Let $X$ be an integral Noetherian scheme. If $Z \subset \mathbb{P}^n_{\mathbb{Z}}$ is a closed subscheme, under what conditions can we say that the codimension of $X \times Z \subset \mathbb{P}^n_X$ is equal to the codimension of $Z \subset \mathbb{P}^n_{\mathbb{Z}}$? I am really interested in the case that $Z$ has codimension one, i.e. $Z$ is a Weil divisor on $\mathbb{P}^n_{\mathbb{Z}}$.
Edit: this is not always true. If the subscheme is of an "arithmetic" nature, e.g. $\mathbb{P}^n_{\mathbb{F}_p} \subset \mathbb{P}^n_{\mathbb{Z}}$, then the result depends very much on the characteristic in which $X$ lives.
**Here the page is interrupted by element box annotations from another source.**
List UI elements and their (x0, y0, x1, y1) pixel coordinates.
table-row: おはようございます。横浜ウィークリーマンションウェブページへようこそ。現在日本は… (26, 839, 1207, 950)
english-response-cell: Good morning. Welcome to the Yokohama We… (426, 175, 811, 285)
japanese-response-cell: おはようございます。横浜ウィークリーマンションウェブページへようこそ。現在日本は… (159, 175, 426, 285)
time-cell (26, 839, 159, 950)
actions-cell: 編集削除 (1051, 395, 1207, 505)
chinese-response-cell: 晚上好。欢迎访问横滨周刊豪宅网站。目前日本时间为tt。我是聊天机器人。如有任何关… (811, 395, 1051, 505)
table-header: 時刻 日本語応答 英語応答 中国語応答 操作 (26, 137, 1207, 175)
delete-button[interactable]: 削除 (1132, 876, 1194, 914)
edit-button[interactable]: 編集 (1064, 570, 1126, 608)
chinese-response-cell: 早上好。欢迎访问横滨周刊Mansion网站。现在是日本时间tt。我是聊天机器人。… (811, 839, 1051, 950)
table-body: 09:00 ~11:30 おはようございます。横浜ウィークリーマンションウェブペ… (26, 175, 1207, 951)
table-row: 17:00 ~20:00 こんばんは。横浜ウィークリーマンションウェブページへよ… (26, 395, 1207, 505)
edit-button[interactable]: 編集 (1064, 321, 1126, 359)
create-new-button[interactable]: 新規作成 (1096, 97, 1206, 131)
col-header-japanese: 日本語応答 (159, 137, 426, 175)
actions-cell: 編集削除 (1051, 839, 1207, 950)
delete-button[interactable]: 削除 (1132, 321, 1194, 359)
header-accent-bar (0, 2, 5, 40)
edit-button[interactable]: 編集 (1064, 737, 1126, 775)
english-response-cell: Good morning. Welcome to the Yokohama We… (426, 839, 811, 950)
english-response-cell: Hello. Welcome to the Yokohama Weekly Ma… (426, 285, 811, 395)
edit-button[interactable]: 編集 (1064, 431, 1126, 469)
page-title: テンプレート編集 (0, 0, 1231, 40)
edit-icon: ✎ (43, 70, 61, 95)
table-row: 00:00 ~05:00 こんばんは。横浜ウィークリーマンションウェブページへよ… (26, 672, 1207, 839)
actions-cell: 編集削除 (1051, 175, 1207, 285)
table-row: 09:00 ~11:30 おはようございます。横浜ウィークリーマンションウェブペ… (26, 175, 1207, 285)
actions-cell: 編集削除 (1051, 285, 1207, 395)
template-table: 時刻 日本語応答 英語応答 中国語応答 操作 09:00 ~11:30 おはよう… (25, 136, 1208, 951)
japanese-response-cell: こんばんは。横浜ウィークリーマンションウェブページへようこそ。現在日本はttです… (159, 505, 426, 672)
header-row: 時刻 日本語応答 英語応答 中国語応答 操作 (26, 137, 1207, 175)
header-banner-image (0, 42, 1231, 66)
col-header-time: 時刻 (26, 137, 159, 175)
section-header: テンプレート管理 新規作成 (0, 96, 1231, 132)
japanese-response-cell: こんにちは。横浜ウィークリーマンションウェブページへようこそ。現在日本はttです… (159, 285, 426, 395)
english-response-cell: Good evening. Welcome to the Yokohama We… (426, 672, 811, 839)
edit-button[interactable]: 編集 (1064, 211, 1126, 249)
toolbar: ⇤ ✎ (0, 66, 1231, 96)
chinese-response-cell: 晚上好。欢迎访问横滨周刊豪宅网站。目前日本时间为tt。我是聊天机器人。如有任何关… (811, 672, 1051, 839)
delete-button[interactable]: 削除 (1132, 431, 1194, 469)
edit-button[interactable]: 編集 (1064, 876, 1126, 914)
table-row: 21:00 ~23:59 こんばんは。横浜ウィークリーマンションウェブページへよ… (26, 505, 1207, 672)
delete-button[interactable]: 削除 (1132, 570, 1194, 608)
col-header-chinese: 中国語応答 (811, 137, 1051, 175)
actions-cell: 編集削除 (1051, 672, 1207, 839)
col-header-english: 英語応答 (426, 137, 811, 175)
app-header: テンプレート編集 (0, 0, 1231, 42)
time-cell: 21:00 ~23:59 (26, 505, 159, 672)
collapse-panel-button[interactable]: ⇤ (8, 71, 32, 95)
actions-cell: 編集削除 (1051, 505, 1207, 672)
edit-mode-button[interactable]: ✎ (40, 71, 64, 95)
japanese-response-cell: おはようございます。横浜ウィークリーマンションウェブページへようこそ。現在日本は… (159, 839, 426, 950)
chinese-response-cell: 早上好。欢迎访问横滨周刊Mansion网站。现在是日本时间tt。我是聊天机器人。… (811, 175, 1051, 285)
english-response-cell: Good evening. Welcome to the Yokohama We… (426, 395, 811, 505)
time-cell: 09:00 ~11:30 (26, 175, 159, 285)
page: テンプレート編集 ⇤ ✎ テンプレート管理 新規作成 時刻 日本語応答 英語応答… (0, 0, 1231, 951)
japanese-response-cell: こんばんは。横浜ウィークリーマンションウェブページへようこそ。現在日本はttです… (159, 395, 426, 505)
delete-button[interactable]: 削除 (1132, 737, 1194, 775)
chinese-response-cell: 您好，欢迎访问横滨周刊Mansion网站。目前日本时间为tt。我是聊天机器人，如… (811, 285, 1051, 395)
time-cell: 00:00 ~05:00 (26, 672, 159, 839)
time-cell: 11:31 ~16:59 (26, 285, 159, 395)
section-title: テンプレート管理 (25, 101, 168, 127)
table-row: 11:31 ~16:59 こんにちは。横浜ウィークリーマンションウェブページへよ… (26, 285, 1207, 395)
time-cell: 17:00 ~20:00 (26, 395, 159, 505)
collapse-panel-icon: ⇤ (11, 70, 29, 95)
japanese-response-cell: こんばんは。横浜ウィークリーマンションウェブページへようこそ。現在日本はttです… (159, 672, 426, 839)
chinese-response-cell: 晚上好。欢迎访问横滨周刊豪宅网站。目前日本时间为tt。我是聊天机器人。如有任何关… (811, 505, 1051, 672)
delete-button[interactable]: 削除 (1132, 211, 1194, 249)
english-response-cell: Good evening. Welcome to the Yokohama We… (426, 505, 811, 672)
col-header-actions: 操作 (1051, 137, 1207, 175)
Exercise III.12.6 in Hartshorne says that $\mathrm{Pic}(X\times \mathbb{P}^n)\cong\mathrm{Pic}(X)\times\mathrm{Pic}(\mathbb{P}^n)$ if we assume $h^1(X,\mathcal{O}_X)=0$. Thus, if $\mathcal{J}$ is the ideal sheaf of $Z$, the ideal sheaf $\mathcal{O}_X\times\mathcal{J}$ corresponds to $X\times Z$, which means that its codimension is the same as the codimension of $Z$.